Hybrid Modeling of Photoplethysmography for Non-invasive Monitoring of Cardiovascular Parameters
Emanuele Palumbo, Sorawit Saengkyongam, Maria R. Cervera, Jens Behrmann, Andrew C. Miller, Guillermo Sapiro, Christina Heinze-Deml, Antoine Wehenkel
TL;DR
This work tackles non-invasive estimation of cardiac biomarkers, notably stroke volume and cardiac output, from finger photoplethysmography (PPG) by bridging simulations and real data in a probabilistic framework. It introduces a hybrid approach that uses a conditional variational auto-encoder to generate plausible arterial pressure waves (APWs) from PPG and a neural posterior estimator trained on simulated APW data to infer biomarkers, combining them via $p(\theta \mid \mathbf{y}) \approx \mathbb{E}_{p(\mathbf{x} \mid \mathbf{y})}[p(\theta \mid \mathbf{x})]$. On unseen VitalDB data, the method tracks temporal changes in SV and CO with higher per-subject correlations than baselines, and benefits from the generative PPG-to-APW mapping by capturing ambiguity and uncertainty.
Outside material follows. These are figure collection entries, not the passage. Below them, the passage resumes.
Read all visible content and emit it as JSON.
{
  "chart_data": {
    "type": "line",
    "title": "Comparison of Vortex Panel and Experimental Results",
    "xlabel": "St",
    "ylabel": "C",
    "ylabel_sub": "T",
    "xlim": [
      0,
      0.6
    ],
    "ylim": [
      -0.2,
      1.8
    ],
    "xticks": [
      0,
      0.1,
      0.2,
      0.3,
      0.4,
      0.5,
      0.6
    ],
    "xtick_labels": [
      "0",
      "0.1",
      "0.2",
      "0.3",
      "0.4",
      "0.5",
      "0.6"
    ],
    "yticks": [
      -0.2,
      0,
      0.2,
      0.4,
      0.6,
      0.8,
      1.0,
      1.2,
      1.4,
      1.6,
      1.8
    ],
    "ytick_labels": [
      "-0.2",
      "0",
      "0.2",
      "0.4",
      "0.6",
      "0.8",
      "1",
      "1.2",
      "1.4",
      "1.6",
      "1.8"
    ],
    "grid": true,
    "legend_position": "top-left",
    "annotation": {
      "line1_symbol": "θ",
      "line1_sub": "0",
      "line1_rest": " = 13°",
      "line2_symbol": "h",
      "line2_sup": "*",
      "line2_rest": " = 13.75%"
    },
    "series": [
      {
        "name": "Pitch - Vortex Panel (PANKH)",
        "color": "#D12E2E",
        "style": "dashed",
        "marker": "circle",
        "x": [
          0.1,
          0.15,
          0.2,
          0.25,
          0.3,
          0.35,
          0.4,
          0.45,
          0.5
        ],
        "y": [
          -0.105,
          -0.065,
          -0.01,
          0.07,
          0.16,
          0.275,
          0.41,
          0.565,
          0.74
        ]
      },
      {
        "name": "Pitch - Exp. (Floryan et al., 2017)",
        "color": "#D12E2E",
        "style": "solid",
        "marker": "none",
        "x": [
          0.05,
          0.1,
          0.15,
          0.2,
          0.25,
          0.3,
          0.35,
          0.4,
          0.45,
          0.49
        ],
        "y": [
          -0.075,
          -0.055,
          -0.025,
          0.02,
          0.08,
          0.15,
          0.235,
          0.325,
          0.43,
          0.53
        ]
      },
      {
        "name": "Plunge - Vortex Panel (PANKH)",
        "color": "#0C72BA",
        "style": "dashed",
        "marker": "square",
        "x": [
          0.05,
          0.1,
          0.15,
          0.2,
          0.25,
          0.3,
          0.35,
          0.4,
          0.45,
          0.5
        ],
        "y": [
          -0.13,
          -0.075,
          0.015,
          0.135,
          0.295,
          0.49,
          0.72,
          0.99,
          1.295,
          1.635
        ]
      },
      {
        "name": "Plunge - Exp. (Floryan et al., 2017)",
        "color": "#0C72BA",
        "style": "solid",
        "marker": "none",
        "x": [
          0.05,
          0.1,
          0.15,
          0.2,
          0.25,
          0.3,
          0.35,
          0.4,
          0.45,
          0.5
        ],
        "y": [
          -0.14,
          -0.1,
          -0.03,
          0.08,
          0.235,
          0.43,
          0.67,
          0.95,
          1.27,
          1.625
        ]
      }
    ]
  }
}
Absolute-value accuracy remains challenging, underscoring the need for personalization and calibration; nonetheless, the framework demonstrates a practical path toward non-invasive, physics-informed cardiac monitoring suitable for wearables and clinical use.
Abstract
Continuous cardiovascular monitoring can play a key role in precision health. However, some fundamental cardiac biomarkers of interest, including stroke volume and cardiac output, require invasive measurements, e.g., arterial pressure waveforms (APW). As a non-invasive alternative, photoplethysmography (PPG) measurements are routinely collected in hospital settings. Unfortunately, the prediction of key cardiac biomarkers from PPG instead of APW remains an open challenge, further complicated by the scarcity of annotated PPG measurements. As a solution, we propose a hybrid approach that uses hemodynamic simulations and unlabeled clinical data to estimate cardiovascular biomarkers directly from PPG signals. Our hybrid model combines a conditional variational autoencoder trained on paired PPG-APW data with a conditional density estimator of cardiac biomarkers trained on labeled simulated APW segments. As a key result, our experiments demonstrate that the proposed approach can detect fluctuations of cardiac output and stroke volume and outperform a supervised baseline in monitoring temporal changes in these biomarkers.